How the South Went Republican: Can Democrats Ever Win There Again? (1992)

In American politics, the Southern strategy refers to a Republican Party strategy of gaining political support for certain candidates in the Southern United States by appealing to racism against African Americans.

Though the “Solid South” had been a longtime Democratic Party stronghold due to the Democratic Party’s defense of slavery before the American Civil War and segregation for a century thereafter, many white Southern Democrats stopped supporting the party following the civil rights plank of the Democratic campaign in 1948 (triggering the Dixiecrats), the African-American Civil Rights Movement, the passage of the Civil Rights Act of 1964 and Voting Rights Act of 1965, and desegregation.

The strategy was first adopted under future Republican President Richard Nixon and Republican Senator Barry Goldwater in the late 1960s. The strategy was successful in winning 5 formerly Confederate states in both the 1964 and 1968 presidential elections. It contributed to the electoral realignment of some Southern states to the Republican Party, but at the expense of losing more than 90 percent of black voters to the Democratic Party. As the twentieth century came to a close, the Republican Party began attempting to appeal to black voters again, though with little success.

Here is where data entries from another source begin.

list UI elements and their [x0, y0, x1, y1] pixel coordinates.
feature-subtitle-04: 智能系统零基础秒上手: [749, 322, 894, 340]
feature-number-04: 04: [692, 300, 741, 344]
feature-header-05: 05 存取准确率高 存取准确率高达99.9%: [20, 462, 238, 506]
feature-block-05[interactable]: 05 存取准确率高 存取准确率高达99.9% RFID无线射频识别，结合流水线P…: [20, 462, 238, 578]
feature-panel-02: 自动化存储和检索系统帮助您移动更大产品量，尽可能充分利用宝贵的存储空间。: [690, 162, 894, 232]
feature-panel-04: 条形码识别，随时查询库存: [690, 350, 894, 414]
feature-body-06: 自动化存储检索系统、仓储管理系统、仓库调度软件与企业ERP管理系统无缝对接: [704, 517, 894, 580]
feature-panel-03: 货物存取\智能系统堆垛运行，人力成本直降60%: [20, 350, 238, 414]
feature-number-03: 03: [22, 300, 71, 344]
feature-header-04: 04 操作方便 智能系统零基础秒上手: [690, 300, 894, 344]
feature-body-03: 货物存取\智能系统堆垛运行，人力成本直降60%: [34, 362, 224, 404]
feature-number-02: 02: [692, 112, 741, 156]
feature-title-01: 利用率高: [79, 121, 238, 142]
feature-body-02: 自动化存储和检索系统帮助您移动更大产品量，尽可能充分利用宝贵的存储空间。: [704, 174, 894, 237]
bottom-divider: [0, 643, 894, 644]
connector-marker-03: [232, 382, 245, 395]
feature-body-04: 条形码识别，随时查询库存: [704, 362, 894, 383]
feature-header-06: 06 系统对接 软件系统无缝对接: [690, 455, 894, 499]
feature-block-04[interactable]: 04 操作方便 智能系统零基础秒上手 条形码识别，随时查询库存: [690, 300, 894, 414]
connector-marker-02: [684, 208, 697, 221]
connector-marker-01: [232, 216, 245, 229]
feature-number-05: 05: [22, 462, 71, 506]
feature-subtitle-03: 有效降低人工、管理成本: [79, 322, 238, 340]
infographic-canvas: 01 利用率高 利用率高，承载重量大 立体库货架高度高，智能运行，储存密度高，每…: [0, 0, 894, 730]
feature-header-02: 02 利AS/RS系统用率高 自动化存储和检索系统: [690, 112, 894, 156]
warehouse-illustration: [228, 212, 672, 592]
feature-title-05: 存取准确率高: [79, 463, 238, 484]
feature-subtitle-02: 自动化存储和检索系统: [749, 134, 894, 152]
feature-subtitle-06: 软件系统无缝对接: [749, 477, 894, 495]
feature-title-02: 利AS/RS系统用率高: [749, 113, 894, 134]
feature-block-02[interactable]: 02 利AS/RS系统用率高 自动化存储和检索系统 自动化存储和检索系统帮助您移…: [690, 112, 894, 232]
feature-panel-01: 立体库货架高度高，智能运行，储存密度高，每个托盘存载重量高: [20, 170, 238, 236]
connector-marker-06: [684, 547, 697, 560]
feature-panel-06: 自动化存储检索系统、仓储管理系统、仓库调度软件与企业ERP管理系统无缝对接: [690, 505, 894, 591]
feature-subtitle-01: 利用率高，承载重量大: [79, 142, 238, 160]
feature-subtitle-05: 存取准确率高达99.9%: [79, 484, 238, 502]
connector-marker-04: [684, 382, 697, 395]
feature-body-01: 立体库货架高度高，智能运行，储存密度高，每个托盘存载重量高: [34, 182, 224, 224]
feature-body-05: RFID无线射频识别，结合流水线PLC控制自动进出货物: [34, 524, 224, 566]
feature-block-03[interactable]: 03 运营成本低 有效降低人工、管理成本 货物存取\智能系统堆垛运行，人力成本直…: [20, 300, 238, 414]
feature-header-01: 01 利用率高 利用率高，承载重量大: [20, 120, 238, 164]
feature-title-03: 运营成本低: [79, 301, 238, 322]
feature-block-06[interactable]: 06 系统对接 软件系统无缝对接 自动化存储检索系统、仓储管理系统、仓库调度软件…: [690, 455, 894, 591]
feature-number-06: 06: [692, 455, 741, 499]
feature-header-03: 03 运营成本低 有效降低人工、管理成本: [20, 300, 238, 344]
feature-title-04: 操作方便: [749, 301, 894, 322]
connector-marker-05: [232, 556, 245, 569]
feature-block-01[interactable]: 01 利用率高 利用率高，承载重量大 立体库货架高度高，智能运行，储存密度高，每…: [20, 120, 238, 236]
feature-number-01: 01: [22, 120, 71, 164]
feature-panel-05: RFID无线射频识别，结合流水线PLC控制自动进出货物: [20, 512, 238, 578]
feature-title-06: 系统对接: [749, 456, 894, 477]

Huey P. Newton, Shirley Chisholm, Andrew Young, and Senator Edward Brooke of Massachusetts had replaced Martin Luther King Jr. as some of the most prominent black leaders. By this point, King had won the Nobel Peace Prize and founded the Southern Christian Leadership Conference. His death was followed by rioting by African Americans in inner-city areas in major cities throughout the country. King’s policy of non-violence had already been challenged by other African-American leaders such as John Lewis and Stokely Carmichael of the Student Nonviolent Coordinating Committee (SNCC). The notion of Black Power advocated by SNCC leaders was quite effective in altering the mood of African-Americans. This attitude did much to raise the expectations of African Americans and also raised racial tensions.[25] Journalists reporting about the demonstrations against the Vietnam War often featured young people engaging in violence or burning draft cards and American flags.[26] There were also many young adults engaged in the drug culture and “free love” (sexual promiscuity), in what was called the “hippie” counter-culture. These actions scandalized many Americans and created a concern about law and order.

With the aid of Harry Dent and South Carolina Senator Strom Thurmond, who had switched parties in 1964, Richard Nixon ran his 1968 campaign on states’ rights and “law and order.” Progressives accused Nixon of pandering to Southern whites, especially with regard to his “states’ rights” and “law and order” stands.[27]

The independent candidacy of George Wallace, former Democratic governor of Alabama, partially negated the Southern strategy.[28] With a much more explicit attack on integration and black civil rights, Wallace won all of Goldwater’s states (except South Carolina), as well as Arkansas and one of North Carolina’s electoral votes. Nixon picked up Virginia, Tennessee, North Carolina, South Carolina and Florida, while Democratic nominee Hubert Humphrey’s only southern state was Texas. Writer Jeffrey Hart who worked on the Nixon campaign as a speechwriter says that Nixon did not have a “Southern Strategy” but “Border State Strategy” as the campaign ceded the Deep South to George Wallace and that the press merely call it a “Southern Strategy” as they are “very lazy”.

In 2005, Republican National Committee chairman Ken Mehlman formally apologized to the NAACP for ignoring the black vote. However, two days after his address to the NAACP he characterized this as a general strategy, not particularly Southern: “It always interests me when people say it was a Southern strategy. The fact is that folks in the North, the South, the East and the West sometimes did this.” [47]

Some commentators considered the decisive victory of Democratic Senator Barack Obama in the 2008 presidential election and subsequent re-election in 2012 to represent the lessened influence of Southernization in national politics:

Wayne Parent, a political scientist at Louisiana State University, said that “The region’s absence from Mr. Obama’s winning formula means it’s becoming distinctly less important,… The South has moved from being the center of the political universe to being an outside player in presidential politics.”[41]

Thomas Schaller, a political scientist at the University of Maryland, Baltimore County, stated that the Republicans had become “a Southernized party…. They have completely marginalized themselves to a mostly regional party,” noting that he believed Southernization was over and that the South was no longer needed to win national elections.